There’s another important aspect of Spoelstra as coach, and you see it when he turns to Riley for help. Spoelstra is egoless. It’s the reason why a bigger name couldn’t succeed in charge of the Big Three. It would be a fruitless pissing contest, big-headed stars clashing with a big-headed bench. There was that time early on in the experiment where LeBron appeared to bump into Spoelstra in a collision that looked far from incidental. Spoelstra didn’t respond.

I’m not saying it’s good to be a pushover, but it is important with a star-studded cast to cede control. Spoelstra doesn’t need to be the big interview on the team, the attention-grabber. He’s most comfortable buried in tactics, finding adjustments. He doesn’t shy away from the spotlight, but he certainly doesn’t need it.

Young teams need a mentor, old teams need a curator. Some teams need to be taught how to play defense, or how to orchestrate offense in transition. Some teams need a defined presence on the bench. All Miami’s roster needed was a guy who can gameplan and a guy who can make in-game adjustments and devise successful plays off of a whistle. Spoelstra, low-key and tactical, complements his roster better than any other coach could.

Spoelstra’s adjustments were crucial in the stretch run. Any neutral observer would say that in crunch time of the 2013 NBA Finals, Gregg Popovich got outcoached. Pop gets a ton of credit for keeping the Spurs relevant as they transitioned into a more up-tempo attack and for getting the most out of his players. He’s considered one of the best coaches in the NBA, and rightfully so. But it was a stagnant Spurs team that kept making mistakes, from Duncan sitting on the bench and giving up a clutch rebound, to Ginobili’s erratic passing, laden with turnovers, to Tony Parker sitting on essential possessions, to a Duncan-Parker pick and roll game that Spoelstra counteracted.

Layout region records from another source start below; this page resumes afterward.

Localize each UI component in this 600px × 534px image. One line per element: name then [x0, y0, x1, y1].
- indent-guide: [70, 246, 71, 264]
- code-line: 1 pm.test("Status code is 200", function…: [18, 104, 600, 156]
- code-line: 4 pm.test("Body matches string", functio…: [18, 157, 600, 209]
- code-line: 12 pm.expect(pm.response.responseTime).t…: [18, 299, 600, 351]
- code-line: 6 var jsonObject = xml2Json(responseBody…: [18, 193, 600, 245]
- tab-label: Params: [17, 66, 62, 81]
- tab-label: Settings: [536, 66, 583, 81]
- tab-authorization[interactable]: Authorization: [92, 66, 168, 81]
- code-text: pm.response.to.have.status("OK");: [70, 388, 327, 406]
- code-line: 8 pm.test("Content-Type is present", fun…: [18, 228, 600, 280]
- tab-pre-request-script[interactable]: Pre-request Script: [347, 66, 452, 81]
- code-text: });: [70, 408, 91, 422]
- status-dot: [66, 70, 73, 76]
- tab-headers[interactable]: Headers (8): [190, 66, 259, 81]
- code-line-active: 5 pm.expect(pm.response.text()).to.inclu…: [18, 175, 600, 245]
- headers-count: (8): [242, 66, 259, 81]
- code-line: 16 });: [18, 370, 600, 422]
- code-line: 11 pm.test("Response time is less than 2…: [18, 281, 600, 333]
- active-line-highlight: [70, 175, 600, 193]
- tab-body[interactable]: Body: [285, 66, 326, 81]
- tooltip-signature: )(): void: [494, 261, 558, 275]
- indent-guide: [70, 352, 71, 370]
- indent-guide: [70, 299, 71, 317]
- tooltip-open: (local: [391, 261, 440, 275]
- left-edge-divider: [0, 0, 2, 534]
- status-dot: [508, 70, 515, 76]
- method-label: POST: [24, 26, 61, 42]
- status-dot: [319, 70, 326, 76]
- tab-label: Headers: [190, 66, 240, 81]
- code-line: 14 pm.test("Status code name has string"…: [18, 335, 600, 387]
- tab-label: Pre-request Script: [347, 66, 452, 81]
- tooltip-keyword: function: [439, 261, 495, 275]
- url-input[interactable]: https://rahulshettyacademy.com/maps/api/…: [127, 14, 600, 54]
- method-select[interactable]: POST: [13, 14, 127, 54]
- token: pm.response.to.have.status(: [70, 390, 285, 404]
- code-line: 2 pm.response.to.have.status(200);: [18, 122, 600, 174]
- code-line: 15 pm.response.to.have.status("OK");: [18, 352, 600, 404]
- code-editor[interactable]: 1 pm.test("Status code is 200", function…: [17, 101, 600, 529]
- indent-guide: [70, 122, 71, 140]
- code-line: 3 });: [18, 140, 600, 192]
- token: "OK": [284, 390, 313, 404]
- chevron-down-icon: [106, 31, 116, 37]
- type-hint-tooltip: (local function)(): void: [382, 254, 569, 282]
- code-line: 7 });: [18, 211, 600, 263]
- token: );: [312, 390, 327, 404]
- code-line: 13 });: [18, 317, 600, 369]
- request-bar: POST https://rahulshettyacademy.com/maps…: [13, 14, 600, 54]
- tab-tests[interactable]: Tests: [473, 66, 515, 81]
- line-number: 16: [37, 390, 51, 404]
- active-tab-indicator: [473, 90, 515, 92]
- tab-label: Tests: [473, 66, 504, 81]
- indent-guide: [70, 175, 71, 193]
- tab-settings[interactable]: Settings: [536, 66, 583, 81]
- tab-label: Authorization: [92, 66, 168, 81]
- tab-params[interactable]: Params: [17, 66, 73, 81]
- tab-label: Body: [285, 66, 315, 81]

We saw the Spurs run the same predictable play again and again, and while it worked early on, before adjustments from the Heat bench, it was an exercise in offensive futility down the stretch. In each of the last two series the Heat played in, the other team’s coach was blamed for losses, while Spoelstra quietly steered his team to victory.

Maybe driving a car is the best metaphor to go with in Spoelstra’s case. Pat Riley gave Spoelstra the keys to a clunker, and he did decent. Then, Riley went out and got a souped out luxury car, made with some of the best parts ever assembled. This thing could virtually drive itself, just hit the highway and throw on cruise control. Some drivers couldn’t do this; their pride would force them to try to take over and push the car harder, or continually tinker with the mechanics of it, trying for peak performance. Spoelstra coasted with it, only making adjustments when necessary. He did the research, checked for traffic delays, for potholes to swerve around and avoid. And his preparation allowed him to sit comfortably in the driver’s seat and ride it out, all the way to a championship.

He’s a hard worker without an ego who has an innate grasp on the intricacies of the game. He knows how much– or how little– to manage players. He puts in the effort that it takes to be the best. On a team with so many personalities, the head coach is the last person who needs to make waves. And he makes sure everyone stays involved and sticks to the plan. In what, let’s be honest here, has to be intentionally funny at some level, Spoelstra insists that Chris Bosh is the team’s most important player. Yeah, the guy who got owned in the post by Tim Duncan, and subsequently owned by confetti.

Even if you can’t trust his public assessment of his own players, Spoelstra has shown that you can trust him to lead the Heat to success.